When Brent’s phone had power, we talked until it died. He’d take me through the long bus ride and walk back to his campsite, his panhandling trips to Walmart. The Weather Channel became my new favorite app and I gave him regular updates on pending rain, wind, or anything else that could affect tent life. Christmas came and went.
On December 27, I got a voicemail. “You know how I always tie Loki up outside the tent? Well, a couple of days ago he escaped and was picked up by the Auburn Humane Society. They want $90 to get him out and if I don’t have the money by tomorrow morning, they’ll put him up for adoption. Is there any way you could lend it to me?” I couldn’t imagine Brent without Loki. I had no car, but Walmart was only a mile and a half away, so I packed up my granddaughters and we took off on foot. It was easy to wire the money, but no easy feat to pick it up. Battling sickness and weather, Brent had missed a crucial court hearing for his assault charge and a bench warrant had been issued. On top of all that, his wallet had somehow dropped out of his backpack and now lay waiting to be picked up at the Kent Police Station. Without any valid ID, he couldn’t pick up the money I’d wired him.
But Brent managed on his own. That evening he headed out to his panhandling spots and told people his story. He’s good with words, and he managed to bring in more than enough to retrieve Loki the next day. When I told the story to my son, I found myself once more on the defensive end of what would soon become a litany of “he’s using you for the money” charges against a man nobody had met.

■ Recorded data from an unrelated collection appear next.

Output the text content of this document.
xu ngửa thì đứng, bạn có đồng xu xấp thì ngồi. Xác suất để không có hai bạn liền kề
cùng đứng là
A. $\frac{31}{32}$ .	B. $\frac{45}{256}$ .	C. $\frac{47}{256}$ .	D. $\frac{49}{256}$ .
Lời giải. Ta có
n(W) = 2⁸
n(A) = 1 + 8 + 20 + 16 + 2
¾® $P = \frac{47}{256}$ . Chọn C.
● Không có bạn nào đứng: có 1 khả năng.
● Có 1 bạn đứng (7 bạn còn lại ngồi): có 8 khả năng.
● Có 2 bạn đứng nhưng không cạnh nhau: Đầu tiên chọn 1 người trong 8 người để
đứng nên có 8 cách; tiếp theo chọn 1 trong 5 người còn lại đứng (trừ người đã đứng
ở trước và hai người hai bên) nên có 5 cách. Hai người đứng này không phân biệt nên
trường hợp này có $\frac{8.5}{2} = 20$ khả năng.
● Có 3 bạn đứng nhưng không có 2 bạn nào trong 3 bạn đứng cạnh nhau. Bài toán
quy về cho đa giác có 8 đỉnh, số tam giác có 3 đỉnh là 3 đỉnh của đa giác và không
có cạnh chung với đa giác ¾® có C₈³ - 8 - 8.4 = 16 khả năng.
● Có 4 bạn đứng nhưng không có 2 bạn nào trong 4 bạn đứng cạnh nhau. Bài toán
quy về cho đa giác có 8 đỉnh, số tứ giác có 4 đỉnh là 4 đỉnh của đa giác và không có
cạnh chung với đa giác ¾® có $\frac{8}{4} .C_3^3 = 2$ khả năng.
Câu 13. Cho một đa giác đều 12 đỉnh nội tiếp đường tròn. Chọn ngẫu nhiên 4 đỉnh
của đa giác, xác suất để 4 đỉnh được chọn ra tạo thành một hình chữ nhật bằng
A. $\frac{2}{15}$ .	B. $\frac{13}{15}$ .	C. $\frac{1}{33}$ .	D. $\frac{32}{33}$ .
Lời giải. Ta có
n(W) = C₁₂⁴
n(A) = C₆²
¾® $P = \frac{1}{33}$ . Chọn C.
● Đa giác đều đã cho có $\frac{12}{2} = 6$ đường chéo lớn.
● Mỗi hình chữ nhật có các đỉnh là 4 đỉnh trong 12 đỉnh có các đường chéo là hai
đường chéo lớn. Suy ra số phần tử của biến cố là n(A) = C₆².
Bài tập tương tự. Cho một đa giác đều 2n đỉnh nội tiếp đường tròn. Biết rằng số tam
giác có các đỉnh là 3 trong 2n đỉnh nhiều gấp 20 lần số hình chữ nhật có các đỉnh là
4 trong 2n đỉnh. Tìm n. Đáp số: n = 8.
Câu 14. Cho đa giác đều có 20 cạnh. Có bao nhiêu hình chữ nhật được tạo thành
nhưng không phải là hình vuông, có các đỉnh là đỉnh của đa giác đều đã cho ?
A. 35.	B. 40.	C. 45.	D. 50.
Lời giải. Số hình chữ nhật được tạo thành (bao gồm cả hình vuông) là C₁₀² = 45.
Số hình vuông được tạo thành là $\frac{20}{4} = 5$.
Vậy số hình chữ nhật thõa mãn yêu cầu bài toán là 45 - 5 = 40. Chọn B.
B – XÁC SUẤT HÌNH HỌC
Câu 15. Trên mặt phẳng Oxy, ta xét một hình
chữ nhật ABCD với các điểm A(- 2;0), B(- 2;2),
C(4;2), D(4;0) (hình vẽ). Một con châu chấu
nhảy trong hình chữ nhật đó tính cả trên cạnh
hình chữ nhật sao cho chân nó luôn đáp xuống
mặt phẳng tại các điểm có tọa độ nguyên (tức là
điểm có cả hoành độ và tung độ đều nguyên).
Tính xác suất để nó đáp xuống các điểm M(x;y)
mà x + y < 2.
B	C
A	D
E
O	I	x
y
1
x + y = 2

When I think of Brent, many words come to mind, among them impetuous, stubborn, cocky, but never mean, conniving, or selfish. Smokes too much, but he works his ass off in camp, keeping things clean, cooking, making improvements to our “home.” He’s kind, thoughtful, and unlike most men I’ve met, he doesn’t get defensive or take things personally. He’s a talker, a negotiator.
On Thursday we move up north to Deception Pass State Park. We’ve reached our 20-day limit at Dash Point. Despite the neighbors, it’ll be hard leaving what has become our home.